A Lime electric scooter rider passes a cyclist on the Venice Beach Boardwalk in Venice, Calif., on July 25, 2018. (Gabriel S. Scarlett/Los Angeles Times/TNS)

Lime, the shareable bike and e-scooter company, announced Tuesday it is suspending service effective immediately in five of its markets that are most heavily impacted by the ongoing coronavirus pandemic, including California, where its heaviest presence in the Bay Area.

Lime says it will be “pausing” its service in California and Washington state, as well as Italy, France and Spain. No end date was given, but the company in a news release said it will provide updates on the situation “in the coming weeks.”

“The COVID-19 virus is an unprecedented challenge facing cities and communities around the world,” the company said in a news release. “Like you, we are worried about the cities we love and call home, the people we serve, and our colleagues on the ground. Loving cities means protecting them too.
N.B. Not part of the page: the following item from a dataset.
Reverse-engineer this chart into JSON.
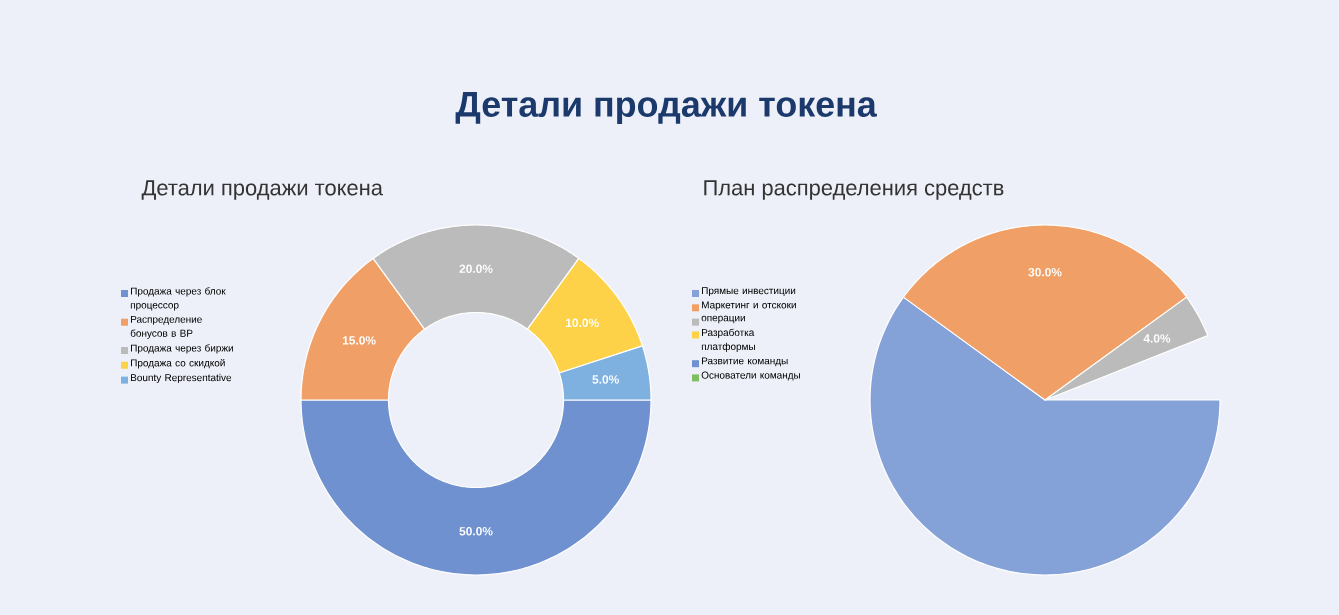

For now, we’re pausing Lime service to help people stay put and stay safe.”

Lime says that in the markets where it is still operating, the company has enhanced and increased the frequency of cleaning and disinfecting its scooters.

Bay Area residents who were hoping to count a Lime scooter as their St. Patrick’s Day green will be out of luck, but the coronavirus pandemic has already put a serious damper on holiday festivities anyway. The announcement by San Francisco-headquartered Lime comes one day after seven Bay Area counties, including San Francisco, were placed under mandatory shelter-in-place orders, meaning about 7 million residents in those jurisdictions may only leave home for essential purposes.

The order, in place through at least April 7, has effectively shut down public life in the Bay Area with the exception of grocery stores, restaurants providing takeout service and a few other businesses outside the health and public safety sectors deemed essential, such as gas stations and banks.

Earlier this year, Lime pulled its scooters from San Diego and 11 other markets, the San Diego Union-Tribune reported in January.

Uber on Tuesday announced it is halting on its “Pool” ride service in the U.S. and Canada, but had not announced any changes with regard to Jump bikes or scooters.

Sacramento Bee reporter Theresa Clift contributed to this report.